Pouco antes dessa premiação, Kawoana tinha inscrito o trabalho que fez com Gabriela no Prêmio Mercosul de Ciência e Tecnologia, cujo tema em 2010 era nanotecnologia. As duas tiraram o primeiro lugar.

Mesmo sem ter feito cursinho, Kawoana passou no vestibular de medicina para a UFF, em Niterói, mas preferiu estudar mais um ano e tentar a faculdade que queria, em Porto Alegre. Em 2013, passou para a UFRGS, no segundo semestre. Antes de começar as aulas, fez um intercâmbio de pesquisa em Israel, a convite da associação Amigos do Weizmann.

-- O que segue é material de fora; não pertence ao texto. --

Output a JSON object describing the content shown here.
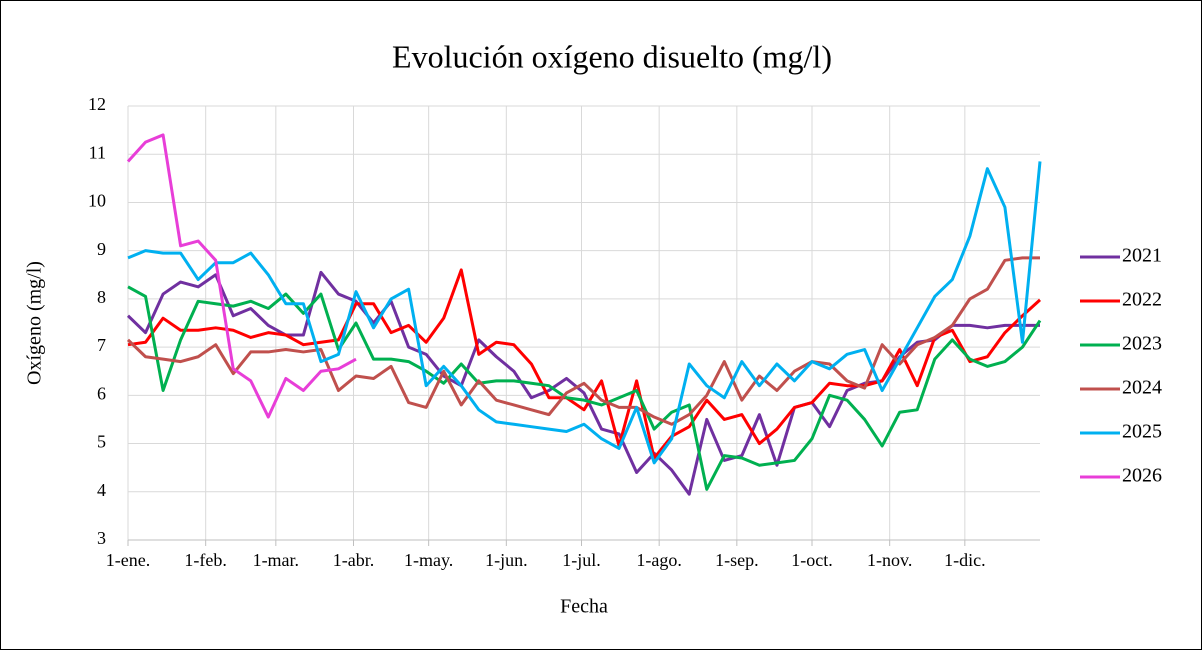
{
  "chart_data": {
    "type": "line",
    "title": "Evolución oxígeno disuelto (mg/l)",
    "x_label": "Fecha",
    "y_label": "Oxígeno (mg/l)",
    "x": [
      0,
      7,
      14,
      21,
      28,
      35,
      42,
      49,
      56,
      63,
      70,
      77,
      84,
      91,
      98,
      105,
      112,
      119,
      126,
      133,
      140,
      147,
      154,
      161,
      168,
      175,
      182,
      189,
      196,
      203,
      210,
      217,
      224,
      231,
      238,
      245,
      252,
      259,
      266,
      273,
      280,
      287,
      294,
      301,
      308,
      315,
      322,
      329,
      336,
      343,
      350,
      357,
      364
    ],
    "xlim": [
      0,
      364
    ],
    "xticks": [
      {
        "value": 0,
        "label": "1-ene."
      },
      {
        "value": 31,
        "label": "1-feb."
      },
      {
        "value": 59,
        "label": "1-mar."
      },
      {
        "value": 90,
        "label": "1-abr."
      },
      {
        "value": 120,
        "label": "1-may."
      },
      {
        "value": 151,
        "label": "1-jun."
      },
      {
        "value": 181,
        "label": "1-jul."
      },
      {
        "value": 212,
        "label": "1-ago."
      },
      {
        "value": 243,
        "label": "1-sep."
      },
      {
        "value": 273,
        "label": "1-oct."
      },
      {
        "value": 304,
        "label": "1-nov."
      },
      {
        "value": 334,
        "label": "1-dic."
      }
    ],
    "ylim": [
      3,
      12
    ],
    "yticks": [
      3,
      4,
      5,
      6,
      7,
      8,
      9,
      10,
      11,
      12
    ],
    "grid": true,
    "legend": "right",
    "series": [
      {
        "name": "2021",
        "color": "#7030a0",
        "values": [
          7.65,
          7.3,
          8.1,
          8.35,
          8.25,
          8.5,
          7.65,
          7.8,
          7.45,
          7.25,
          7.25,
          8.55,
          8.1,
          7.95,
          7.5,
          7.95,
          7.0,
          6.85,
          6.4,
          6.2,
          7.15,
          6.8,
          6.5,
          5.95,
          6.1,
          6.35,
          6.05,
          5.3,
          5.2,
          4.4,
          4.8,
          4.45,
          3.95,
          5.5,
          4.65,
          4.75,
          5.6,
          4.55,
          5.75,
          5.85,
          5.35,
          6.1,
          6.25,
          6.3,
          6.8,
          7.1,
          7.15,
          7.45,
          7.45,
          7.4,
          7.45,
          7.45,
          7.45
        ]
      },
      {
        "name": "2022",
        "color": "#ff0000",
        "values": [
          7.05,
          7.1,
          7.6,
          7.35,
          7.35,
          7.4,
          7.35,
          7.2,
          7.3,
          7.25,
          7.05,
          7.1,
          7.15,
          7.9,
          7.9,
          7.3,
          7.45,
          7.1,
          7.6,
          8.6,
          6.85,
          7.1,
          7.05,
          6.65,
          5.95,
          5.95,
          5.7,
          6.3,
          4.95,
          6.3,
          4.7,
          5.15,
          5.35,
          5.9,
          5.5,
          5.6,
          5.0,
          5.3,
          5.75,
          5.85,
          6.25,
          6.2,
          6.2,
          6.3,
          6.95,
          6.2,
          7.2,
          7.35,
          6.7,
          6.8,
          7.3,
          7.65,
          7.98
        ]
      },
      {
        "name": "2023",
        "color": "#00b050",
        "values": [
          8.25,
          8.05,
          6.1,
          7.15,
          7.95,
          7.9,
          7.85,
          7.95,
          7.8,
          8.1,
          7.7,
          8.1,
          6.95,
          7.5,
          6.75,
          6.75,
          6.7,
          6.5,
          6.25,
          6.65,
          6.25,
          6.3,
          6.3,
          6.25,
          6.2,
          5.95,
          5.9,
          5.8,
          5.95,
          6.1,
          5.3,
          5.65,
          5.8,
          4.05,
          4.75,
          4.7,
          4.55,
          4.6,
          4.65,
          5.1,
          6.0,
          5.9,
          5.5,
          4.95,
          5.65,
          5.7,
          6.75,
          7.15,
          6.75,
          6.6,
          6.7,
          7.0,
          7.55
        ]
      },
      {
        "name": "2024",
        "color": "#c0504d",
        "values": [
          7.15,
          6.8,
          6.75,
          6.7,
          6.8,
          7.05,
          6.45,
          6.9,
          6.9,
          6.95,
          6.9,
          6.95,
          6.1,
          6.4,
          6.35,
          6.6,
          5.85,
          5.75,
          6.5,
          5.8,
          6.3,
          5.9,
          5.8,
          5.7,
          5.6,
          6.05,
          6.25,
          5.9,
          5.75,
          5.75,
          5.55,
          5.4,
          5.6,
          6.0,
          6.7,
          5.9,
          6.4,
          6.1,
          6.5,
          6.7,
          6.65,
          6.3,
          6.15,
          7.05,
          6.65,
          7.05,
          7.2,
          7.45,
          8.0,
          8.2,
          8.8,
          8.85,
          8.85
        ]
      },
      {
        "name": "2025",
        "color": "#00b0f0",
        "values": [
          8.85,
          9.0,
          8.95,
          8.95,
          8.4,
          8.75,
          8.75,
          8.95,
          8.5,
          7.9,
          7.9,
          6.7,
          6.85,
          8.15,
          7.4,
          8.0,
          8.2,
          6.2,
          6.6,
          6.2,
          5.7,
          5.45,
          5.4,
          5.35,
          5.3,
          5.25,
          5.4,
          5.1,
          4.9,
          5.75,
          4.6,
          5.1,
          6.65,
          6.2,
          5.95,
          6.7,
          6.2,
          6.65,
          6.3,
          6.7,
          6.55,
          6.85,
          6.95,
          6.1,
          6.75,
          7.4,
          8.05,
          8.4,
          9.3,
          10.7,
          9.9,
          7.1,
          10.85
        ]
      },
      {
        "name": "2026",
        "color": "#e83ed8",
        "values": [
          10.85,
          11.25,
          11.4,
          9.1,
          9.2,
          8.8,
          6.55,
          6.3,
          5.55,
          6.35,
          6.1,
          6.5,
          6.55,
          6.75,
          null,
          null,
          null,
          null,
          null,
          null,
          null,
          null,
          null,
          null,
          null,
          null,
          null,
          null,
          null,
          null,
          null,
          null,
          null,
          null,
          null,
          null,
          null,
          null,
          null,
          null,
          null,
          null,
          null,
          null,
          null,
          null,
          null,
          null,
          null,
          null,
          null,
          null,
          null
        ]
      }
    ]
  }
}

Kawoana conhecia a Fundação Estudar das feiras de ciências, mas nunca pôde se candidatar, porque medicina não era uma das áreas para as quais a fundação dava bolsas. Em 2014, no entanto, essa restrição caiu. Enquanto se preparava para a seleção de bolsistas, ela esbarrou num relatório dos 20 anos de atividades da Estudar. E lá viu a seguinte frase: “A Fundação Estudar precisa de mais jovens como Kawoana Vianna.”

Até ali, ela havia seguido uma trilha em que cada experiência proporcionou condições para o próximo passo. Entrar para a rede da Estudar ajudou-a a manter seu ímpeto. “O maior efeito que a Fundação Estudar teve sobre mim foi mostrar que eu estava ficando acomodada na faculdade”, conta. “Comecei a entrar no fluxo da boiada, sabe? Você nem percebe, mas acaba deixando de sonhar grande. Na Estudar, conheci outros jovens que estavam fazendo coisas incríveis. E me convenci de que não posso parar de fazer essas coisas também.” Uma das suas ações desde então foi criar o projeto Cientista Beta, para incentivar outros jovens a ter uma relação mais próxima com a ciência.